La stima di crescita del settore, valutata tra il 2013 e il 2018, è attorno al 12 per cento. Oggi è il quarto mercato dell’America Latina, con un fatturato di circa 1,2 miliardi di dollari. Ma la Colombia potrebbe passare alla terza posizione, con lo sviluppo previsto. Il che, tradotto in cifre, vorrebbe dire che il fatturato del biomedicale potrebbe superare i 2 miliardi nel giro di un paio d’anni. Una crescita che rappresenta un’occasione importante per le aziende italiane, e non a caso il biomedicale è stato scelto come uno dei quattro settori specifici per la missione italiana in America Latina, cominciata ieri a Bogotà e che prevede domani una tappa a Santiago del Cile, organizzata dai ministeri dello Sviluppo e degli Esteri, insieme a Confindustria, Abi, Rete Imprese Italia, Unioncamere, Alleanza delle coop.

Mercato in crescita opportunità per le pmi italiane
Il mercato colombiano dei dispositivi medici è fortemente dipendente dalle importazioni estere (acquisti che vengono fatti da soggetti privati), specie nei settori a più alta tecnologia; negli ultimi quattro anni gli acquisti sono cresciuti ad un ritmo medio del 15%; a settembre 2014 le importazioni dall’estero erano aumentate di quasi il 15% rispetto ai 12 mesi precedenti. L’Italia si posiziona al decimo posto, con una quota del 2,8 per cento. C’è spazio, quindi, sia per le nostre pmi, arrivate a Bogotà, sia per le grandi.

La scommessa di Esaote
È il caso di Esaote, leader nel mondo, con 1.360 dipendenti, che di fronte a questa prospettiva ha deciso di aumentare la presenza sul mercato colombiano. Ieri a Bogotà è arrivato da Città del Messico Richard Abreu, responsabile dell’azienda italiana per il Messico e l’America Latina del Nord, per partecipare ai btob organizzati tra gli appuntamenti della missione. «Abbiamo già due distributori, ma ne ho incontrati altri. Vogliamo aumentare i canali di vendita, rafforzare la nostra presenza, avere persone qui in Colombia in grado di spiegare bene il valore dei nostri prodotti e delle nostre tecnologie», spiega Abreu. È forte, racconta, la concorrenza dei cinesi e di altri produttori asiatici, che vendono macchinari a basso costo, «ma che rispetto ai nostri sono meno avanzati tecnologicamente».

Accordi in vista per Csm
Alta tecnologie e ricerca è quella del Csm di Roma, il Centro sviluppo materiali, fatturato di circa 30 milioni di euro all’anno, 300 addetti, tra cui 200 ricercatori e 100 tecnici di laboratorio, che opera in particolare nell’acciaio, energia, oil&gas. «Abbiamo incontrato aziende colombiane interessate a collaborazioni nel campo dell’efficienza energetica, prevediamo di chiudere accordi nelle prossime settimane» dice Jean-Claude Morel, consulente dell’azienda.

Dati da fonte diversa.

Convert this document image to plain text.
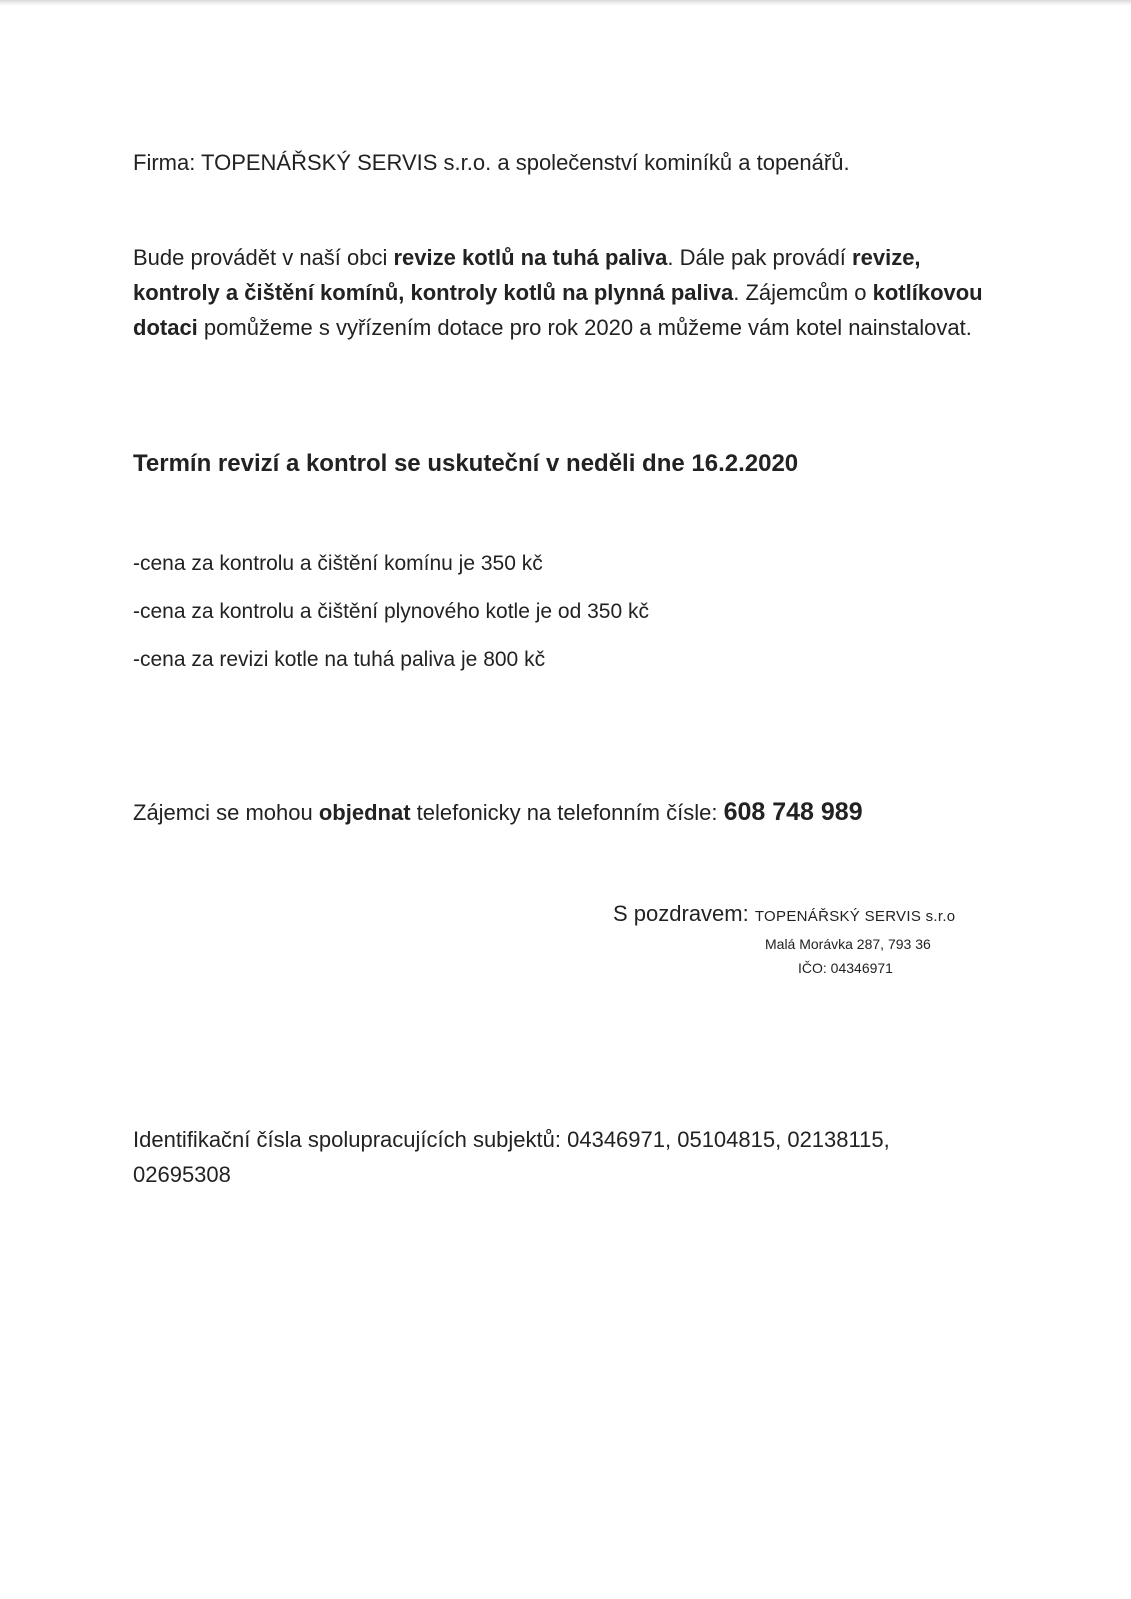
Firma: TOPENÁŘSKÝ SERVIS s.r.o. a společenství kominíků a topenářů.

Bude provádět v naší obci revize kotlů na tuhá paliva. Dále pak provádí revize, kontroly a čištění komínů, kontroly kotlů na plynná paliva. Zájemcům o kotlíkovou dotaci pomůžeme s vyřízením dotace pro rok 2020 a můžeme vám kotel nainstalovat.

Termín revizí a kontrol se uskuteční v neděli dne 16.2.2020

-cena za kontrolu a čištění komínu je 350 kč

-cena za kontrolu a čištění plynového kotle je od 350 kč

-cena za revizi kotle na tuhá paliva je 800 kč

Zájemci se mohou objednat telefonicky na telefonním čísle: 608 748 989

S pozdravem: TOPENÁŘSKÝ SERVIS s.r.o
Malá Morávka 287, 793 36
IČO: 04346971

Identifikační čísla spolupracujících subjektů: 04346971, 05104815, 02138115, 02695308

Spazio alle green technologies
La domanda di energia elettrica è prevista in aumento di circa il 50% entro il 2028, il governo per farvi fronte ha varato un piano di investimenti in infrastrutture per il periodo 2013-2017 del valore di oltre 2 miliardi di dollari. Si punta anche a far crescere le energie rinnovabili, all’efficienza energetica, alle green technologies. E proprio con una legge del maggio 2014 il governo colombiano ha stabilito il quadro giuridico per lo sfruttamento e l’utilizzo delle fonti rinnovabili non convenzionali, proprio con l’obiettivo di favorire le attività di ricerca, lo sviluppo sostenibile, le tecnologie pulite per la produzione di energia.

Tecnologia ad hoc per l’agroindustria
A questi settori, si aggiunge il grande interesse del governo a sviluppare l’agroindustria. Per il comparto agricolo si prevede una crescita del 4% all’anno. Ma c’è bisogno di maggiori tecnologie. Si vuole inserire in questo spazio la Grespan impianti tecnologici, azienda di Treviso che fattura sui 10 milioni di euro, specializzata nella costruzione di impianti per la produzione di mangimi, per lo stoccaggio, pulitura e movimentazione dei cereali per l’industria agroalimentare. I vertici dell’azienda hanno avuto una ventina di incontri con interlocutori locali e contano di tornare a luglio, quando ci sarà una fiera del settore, occasione per poter sondare ancora meglio il mercato.